あの花が咲く丘で、君とまた出会えたら。のKeithKHのレビュー・感想・評価

4.0
現代の女子高生が太平洋戦争の終戦2か月前にタイムスリップし、出撃直前の特攻隊員の青年と出会い互いに惹かれ合いながら、戦争により引き裂かれてしまうという、ネットで評判になり、その後出版されてベストセラーになった小説の実写映画化が本作です。
戦時下敗戦間近の緊迫した状況下での、未来から来た女子高生と特攻隊員との時空を超えたラブロマンスという、よくありがちな既視感のするSF物語です。
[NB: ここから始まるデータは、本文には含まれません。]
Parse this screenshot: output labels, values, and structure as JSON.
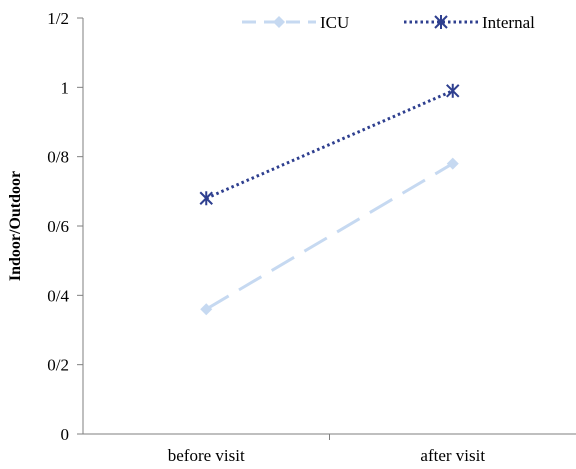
{
  "chart_data": {
    "type": "line",
    "categories": [
      "before visit",
      "after visit"
    ],
    "series": [
      {
        "name": "ICU",
        "values": [
          0.36,
          0.78
        ],
        "color": "#c6d9f1",
        "line_style": "long-dash",
        "marker": "diamond"
      },
      {
        "name": "Internal",
        "values": [
          0.68,
          0.99
        ],
        "color": "#2e3f8f",
        "line_style": "dotted",
        "marker": "asterisk"
      }
    ],
    "yticks": [
      {
        "value": 0,
        "label": "0"
      },
      {
        "value": 0.2,
        "label": "0/2"
      },
      {
        "value": 0.4,
        "label": "0/4"
      },
      {
        "value": 0.6,
        "label": "0/6"
      },
      {
        "value": 0.8,
        "label": "0/8"
      },
      {
        "value": 1.0,
        "label": "1"
      },
      {
        "value": 1.2,
        "label": "1/2"
      }
    ],
    "ylabel": "Indoor/Outdoor",
    "ylim": [
      0,
      1.2
    ],
    "legend_position": "top-right",
    "grid": false
  }
}
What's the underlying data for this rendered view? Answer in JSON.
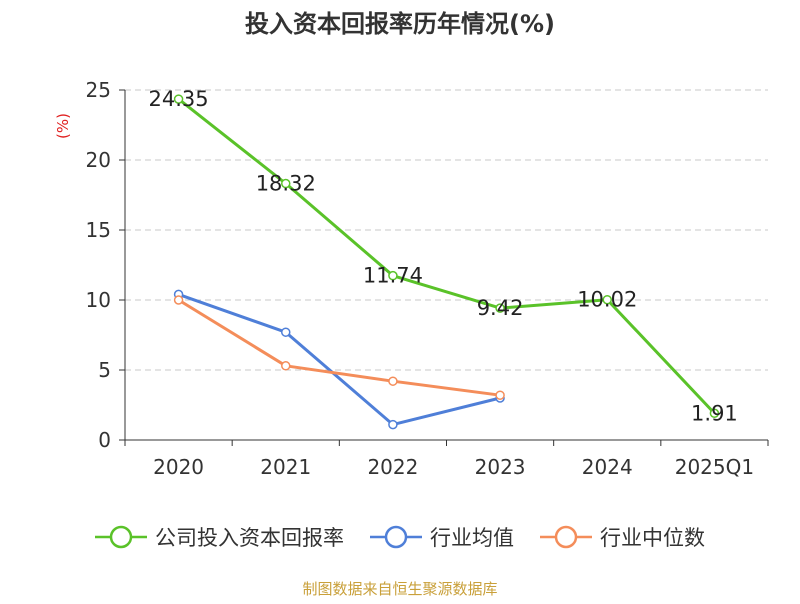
{
  "chart_data": {
    "type": "line",
    "title": "投入资本回报率历年情况(%)",
    "ylabel": "(%)",
    "xlabel": "",
    "categories": [
      "2020",
      "2021",
      "2022",
      "2023",
      "2024",
      "2025Q1"
    ],
    "ylim": [
      0,
      25
    ],
    "yticks": [
      0,
      5,
      10,
      15,
      20,
      25
    ],
    "grid": true,
    "legend_position": "bottom",
    "series": [
      {
        "name": "公司投入资本回报率",
        "color": "#5ac229",
        "values": [
          24.35,
          18.32,
          11.74,
          9.42,
          10.02,
          1.91
        ],
        "labels": [
          "24.35",
          "18.32",
          "11.74",
          "9.42",
          "10.02",
          "1.91"
        ]
      },
      {
        "name": "行业均值",
        "color": "#4f7fd8",
        "values": [
          10.4,
          7.7,
          1.1,
          3.0,
          null,
          null
        ]
      },
      {
        "name": "行业中位数",
        "color": "#f48d5a",
        "values": [
          10.0,
          5.3,
          4.2,
          3.2,
          null,
          null
        ]
      }
    ],
    "source": "制图数据来自恒生聚源数据库"
  },
  "colors": {
    "axis": "#333333",
    "grid": "#c8c8c8",
    "ylabel": "#e02020",
    "source": "#c9a03a",
    "title": "#333333"
  }
}
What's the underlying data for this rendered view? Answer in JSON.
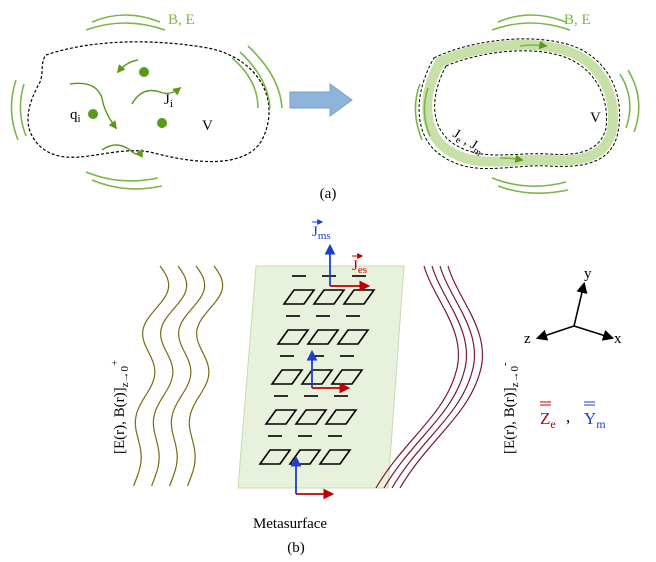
{
  "panel_a": {
    "caption": "(a)",
    "left": {
      "field_label": "B, E",
      "charge_label": "q",
      "charge_sub": "i",
      "current_label": "J",
      "current_sub": "i",
      "volume_label": "V"
    },
    "right": {
      "field_label": "B, E",
      "volume_label": "V",
      "surface_current_label": "J",
      "surface_current_sub": "e",
      "separator": " , ",
      "surface_magnetic_label": "J",
      "surface_magnetic_sub": "m"
    }
  },
  "panel_b": {
    "caption": "(b)",
    "metasurface_label": "Metasurface",
    "j_ms_label": "J",
    "j_ms_sub": "ms",
    "j_es_label": "J",
    "j_es_sub": "es",
    "left_field_label": "[E(r), B(r)]",
    "left_field_sub": "z→0",
    "left_field_sup": "+",
    "right_field_label": "[E(r), B(r)]",
    "right_field_sub": "z→0",
    "right_field_sup": "-",
    "axis_y": "y",
    "axis_z": "z",
    "axis_x": "x",
    "z_e_label": "Z",
    "z_e_sub": "e",
    "separator": " , ",
    "y_m_label": "Y",
    "y_m_sub": "m"
  },
  "colors": {
    "field_green": "#7ab648",
    "dot_green": "#5a9a1a",
    "arrow_green": "#5a9a1a",
    "surface_fill": "#c7e0a8",
    "big_arrow": "#8fb4dc",
    "olive_wave": "#7a6a14",
    "maroon_wave": "#7a1830",
    "blue": "#1c3fcf",
    "red": "#c00000",
    "meta_fill": "#e7f1dc"
  }
}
もはや手垢のついた設定であり、抑々がタイムスリップドラマゆえに、ストーリー展開にはかなりムリと飛躍があって作り手の都合よく進められ、幾つもツッコミたくなるシーンばかりでもあります。
令和の今更、戦時下の純愛悲恋物でもないように思いますが、己の命を犠牲にして愛する人を守る話、決して報われない恋愛にも関わらず献身的に愛する人に尽くす話は、やはり純粋に心を打ち泣けてきます。

つい『野性の照明』(1978)の主題歌「戦士の休息」の歌詞が頭を過ります。
「ありがとう温もりを、ありがとう愛を、代わりに俺の命を置いていけたなら、男は誰も皆、無口な兵士、笑って死ねる人生、それさえあればいい」

百合の花満開の丘での二人のシーン、兵舎脇の月夜のシーン、長回しのカットが見事に効果的でした。更に空襲シーンは手持ちカメラで撮られた唯一のカットであり、緊迫感と危機感と恐怖感がスクリーンに溢れていました。
台詞は決して多くありません。福原遥扮する百合と水上恒司扮する彰の二人だけのシーンで奏でられる叙情的で哀愁に満ちたBGMが、二人の心情を台詞以上に伝えてくれます。
二人のシーンは、常に百合が上手に配される構図でしたが、最後の別れのシーンのみ下手に配されていたのも象徴的でした。

エンドロールが流れる中、福山雅治の歌う主題歌「想望」が流れます。日本映画のエンディングで流れる曲で、これほど作品にフィットし、観賞後感を一層昂揚させる楽曲には久しぶりに出会いました。
想像通りの予定調和のエンディングでしたが、こういうシンプルな作りのベタな物語に偶に出会うと、素直に感動します。
エンドロールの数分間に観客席のすすり泣きを聞いたのも久しぶりで、それが心地良く耳に響きました。

このクソ面白くもない平穏な日常が、当たり前のように延々と続く今の、この一瞬一瞬を大切に生きていこうと、改めて思い至ったしだいです。